Eduardo Bolsonaro (PL-SP)

Deputado federal, manifestou interesse em concorrer à Presidência, mas o PL prefere sua candidatura ao Senado. Desde março de 2025 vive nos Estados Unidos, afirmando temer prisão caso retorne ao Brasil.

Carlos Bolsonaro (PL-SC)

Vereador no Rio de Janeiro, foi indicado pelo pai para disputar a vaga catarinense. Concorre internamente com Caroline De Toni, Julia Zanatta e o senador Esperidião Amin (PP).

Bia Kicis (PL-DF)

Deputada federal e ex-presidente da CCJ, lançou pré-candidatura em novembro. Disputa espaço com Michelle Bolsonaro, o governador Ibaneis Rocha (MDB) e o senador Izalci Lucas (PL).

Caroline De Toni (PL-SC)

Lidera pesquisa divulgada em novembro e ameaça deixar o partido caso seja preterida. Alega ter recebido promessa de candidatura do governador Jorginho Mello (PL).

Ricardo Salles (Novo-SP)

Ex-ministro do Meio Ambiente, considera concorrer ao Senado ou ao governo paulista, dependendo dos planos de Tarcísio de Freitas.

Guilherme Derrite (PP-SP)

Ex-secretário de Segurança de São Paulo, ganhou projeção como relator do “PL antifacção”. O PP cogita sua candidatura ao governo estadual se Tarcísio disputar o Planalto.

Deltan Dallagnol (Novo-PR)

Ex-procurador da Lava Jato, não foi considerado inelegível após perda de mandato. Pesquisa da Neokemp o coloca à frente na disputa paranaense.

Cristina Graeml (União-PR)

Jornalista que chegou ao segundo turno na prefeitura de Curitiba em 2024 reiterou, ao migrar para o União, que pretende concorrer ao Senado.

Filipe Barros (PL-PR)

Deputado federal e aliado de Bolsonaro, avalia buscar a vaga, mas aparece atrás de Dallagnol e Cristina nas sondagens.

Marcel Van Hattem (Novo-RS)

Nome confirmado pelo Novo. Pesquisa de novembro o coloca na liderança no Rio Grande do Sul, à frente do governador Eduardo Leite.

Helio Lopes (PL-RJ)

Deputado próximo a Bolsonaro pode ter candidatura deslocada para Roraima, onde o bolsonarismo é forte, devido à grande concorrência no Rio de Janeiro.

Gustavo Gayer (PL-GO)

Pré-candidato anunciado em novembro. Terá pela frente o governador Ronaldo Caiado (União), Gracinha Caiado (União) e o ex-deputado Major Vitor Hugo (PL).

Gilson Machado (PL-PE)

Ex-ministro do Turismo com apoio explícito de Bolsonaro, enfrenta resistência dentro do PL pernambucano e cogita trocar de sigla.

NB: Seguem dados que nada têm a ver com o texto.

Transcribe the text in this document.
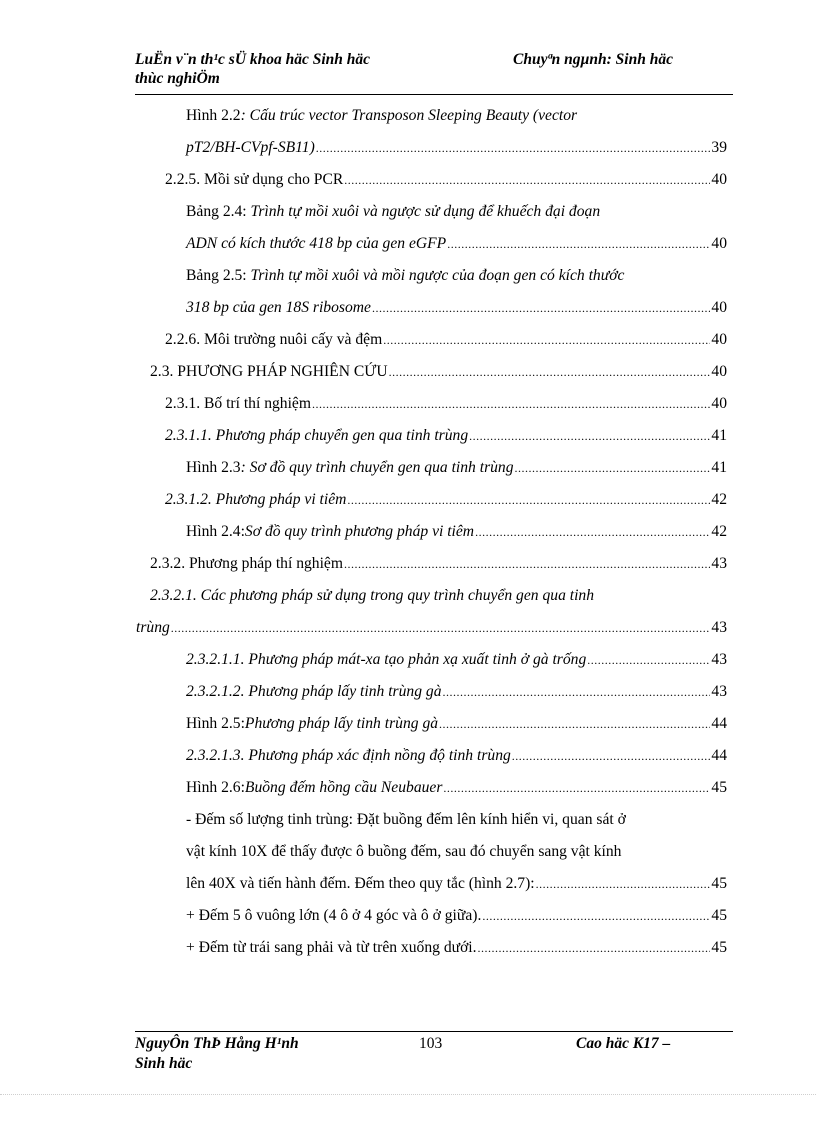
LuËn v¨n th¹c sÜ khoa häc Sinh häc
thùc nghiÖm
Chuyªn ngµnh: Sinh häc
Hình 2.2: Cấu trúc vector Transposon Sleeping Beauty (vector
pT2/BH-CVpf-SB11) .....	39
2.2.5. Mồi sử dụng cho PCR .....	40
Bảng 2.4: Trình tự mồi xuôi và ngược sử dụng để khuếch đại đoạn
ADN có kích thước 418 bp của gen eGFP .....	40
Bảng 2.5: Trình tự mồi xuôi và mồi ngược của đoạn gen có kích thước
318 bp của gen 18S ribosome .....	40
2.2.6. Môi trường nuôi cấy và đệm .....	40
2.3. PHƯƠNG PHÁP NGHIÊN CỨU .....	40
2.3.1. Bố trí thí nghiệm .....	40
2.3.1.1. Phương pháp chuyển gen qua tinh trùng .....	41
Hình 2.3 : Sơ đồ quy trình chuyển gen qua tinh trùng .....	41
2.3.1.2. Phương pháp vi tiêm .....	42
Hình 2.4: Sơ đồ quy trình phương pháp vi tiêm .....	42
2.3.2. Phương pháp thí nghiệm .....	43
2.3.2.1. Các phương pháp sử dụng trong quy trình chuyển gen qua tinh
trùng .....	43
2.3.2.1.1. Phương pháp mát-xa tạo phản xạ xuất tinh ở gà trống .....	43
2.3.2.1.2. Phương pháp lấy tinh trùng gà .....	43
Hình 2.5: Phương pháp lấy tinh trùng gà .....	44
2.3.2.1.3. Phương pháp xác định nồng độ tinh trùng .....	44
Hình 2.6: Buồng đếm hồng cầu Neubauer .....	45
- Đếm số lượng tinh trùng: Đặt buồng đếm lên kính hiển vi, quan sát ở
vật kính 10X để thấy được ô buồng đếm, sau đó chuyển sang vật kính
lên 40X và tiến hành đếm. Đếm theo quy tắc (hình 2.7): .....	45
+ Đếm 5 ô vuông lớn (4 ô ở 4 góc và ô ở giữa). .....	45
+ Đếm từ trái sang phải và từ trên xuống dưới. .....	45
NguyÔn ThÞ Hång H¹nh
Sinh häc
103	Cao häc K17 –
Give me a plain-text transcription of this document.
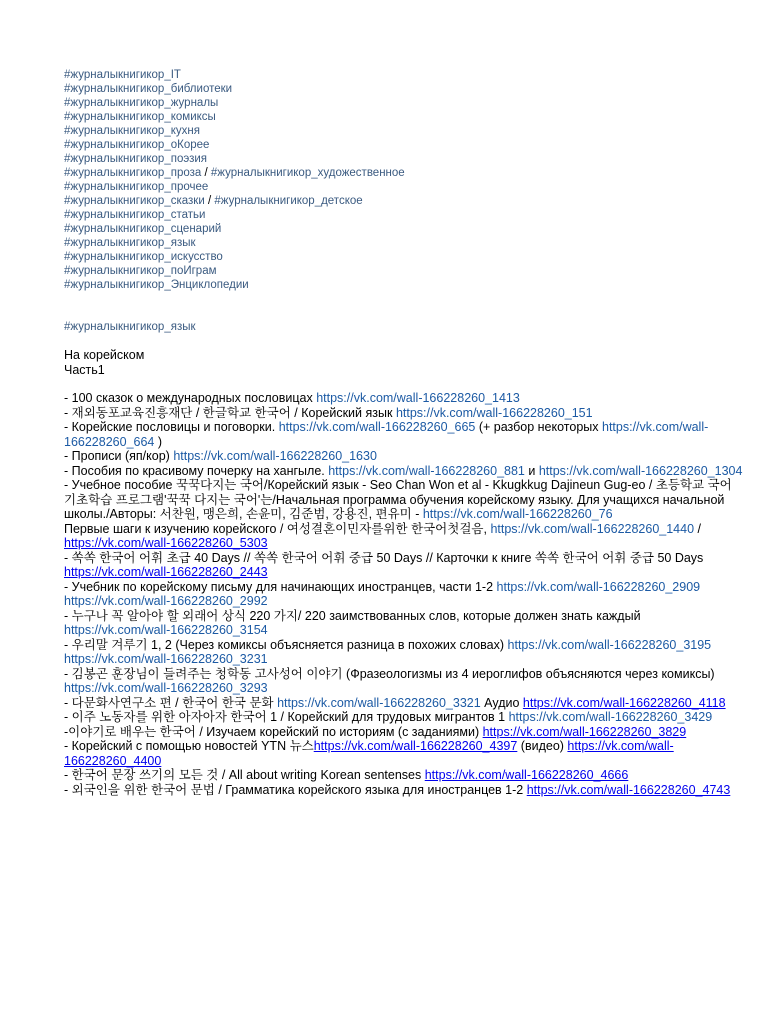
#журналыкнигикор_IT
#журналыкнигикор_библиотеки
#журналыкнигикор_журналы
#журналыкнигикор_комиксы
#журналыкнигикор_кухня
#журналыкнигикор_оКорее
#журналыкнигикор_поэзия
#журналыкнигикор_проза / #журналыкнигикор_художественное
#журналыкнигикор_прочее
#журналыкнигикор_сказки / #журналыкнигикор_детское
#журналыкнигикор_статьи
#журналыкнигикор_сценарий
#журналыкнигикор_язык
#журналыкнигикор_искусство
#журналыкнигикор_поИграм
#журналыкнигикор_Энциклопедии
#журналыкнигикор_язык
На корейском
Часть1
- 100 сказок о международных пословицах https://vk.com/wall-166228260_1413
- 재외동포교육진흥재단 / 한글학교 한국어 / Корейский язык https://vk.com/wall-166228260_151
- Корейские пословицы и поговорки. https://vk.com/wall-166228260_665 (+ разбор некоторых https://vk.com/wall-166228260_664 )
- Прописи (яп/кор) https://vk.com/wall-166228260_1630
- Пособия по красивому почерку на хангыле. https://vk.com/wall-166228260_881 и https://vk.com/wall-166228260_1304
- Учебное пособие 꾹꾹다지는 국어/Корейский язык - Seo Chan Won et al - Kkugkkug Dajineun Gug-eo / 초등학교 국어 기초학습 프로그램'꾹꾹 다지는 국어'는/Начальная программа обучения корейскому языку. Для учащихся начальной школы./Авторы: 서찬원, 맹은희, 손윤미, 김준범, 강용진, 편유미 - https://vk.com/wall-166228260_76
Первые шаги к изучению корейского / 여성결혼이민자를위한 한국어첫걸음, https://vk.com/wall-166228260_1440 / https://vk.com/wall-166228260_5303
- 쏙쏙 한국어 어휘 초급 40 Days // 쏙쏙 한국어 어휘 중급 50 Days // Карточки к книге 쏙쏙 한국어 어휘 중급 50 Days https://vk.com/wall-166228260_2443
- Учебник по корейскому письму для начинающих иностранцев, части 1-2 https://vk.com/wall-166228260_2909 https://vk.com/wall-166228260_2992
- 누구나 꼭 알아야 할 외래어 상식 220 가지/ 220 заимствованных слов, которые должен знать каждый https://vk.com/wall-166228260_3154
- 우리말 겨루기 1, 2 (Через комиксы объясняется разница в похожих словах) https://vk.com/wall-166228260_3195 https://vk.com/wall-166228260_3231
- 김봉곤 훈장님이 들려주는 청학동 고사성어 이야기 (Фразеологизмы из 4 иероглифов объясняются через комиксы) https://vk.com/wall-166228260_3293
- 다문화사연구소 편 / 한국어 한국 문화 https://vk.com/wall-166228260_3321 Аудио https://vk.com/wall-166228260_4118
- 이주 노동자를 위한 아자아자 한국어 1 / Корейский для трудовых мигрантов 1 https://vk.com/wall-166228260_3429
-이야기로 배우는 한국어 / Изучаем корейский по историям (с заданиями) https://vk.com/wall-166228260_3829
- Корейский с помощью новостей YTN 뉴스https://vk.com/wall-166228260_4397 (видео) https://vk.com/wall-166228260_4400
- 한국어 문장 쓰기의 모든 것 / All about writing Korean sentenses https://vk.com/wall-166228260_4666
- 외국인을 위한 한국어 문법 / Грамматика корейского языка для иностранцев 1-2 https://vk.com/wall-166228260_4743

Capitão Alberto Neto (PL-AM)

Deputado federal anunciou pré-candidatura após convite de Bolsonaro. Disputa deve envolver o governador Wilson Lima (União) e o senador Plínio Valério (PSDB).

Possíveis ausências e reeleições

Nikolas Ferreira (PL-MG), deputado federal mais votado em 2022, não deve concorrer porque terá 30 anos em 2026, abaixo da idade mínima de 35 para o Senado.

Entre os atuais senadores eleitos em 2018 e próximos da direita que podem tentar novo mandato estão Flávio Bolsonaro (PL-RJ), Carlos Viana (Podemos-MG), Izalci Lucas (PL-DF), Marcos do Val (Podemos-ES), Carlos Portinho (PL-RJ), Marcos Rogério (PL-RO), Luis Carlos Heinze (PP-RS) e Esperidião Amin (PP-SC). Eduardo Girão (Novo-CE) prefere disputar o governo do Ceará.

Já os eleitos em 2022 permanecem no cargo até 2030, como Damares Alves (Republicanos-DF), Magno Malta (PL-ES), Tereza Cristina (PP-MS), Rogério Marinho (PL-RN), Sergio Moro (União-PR) e Jorge Seif (PL-SC), todos defensores do enfrentamento ao STF.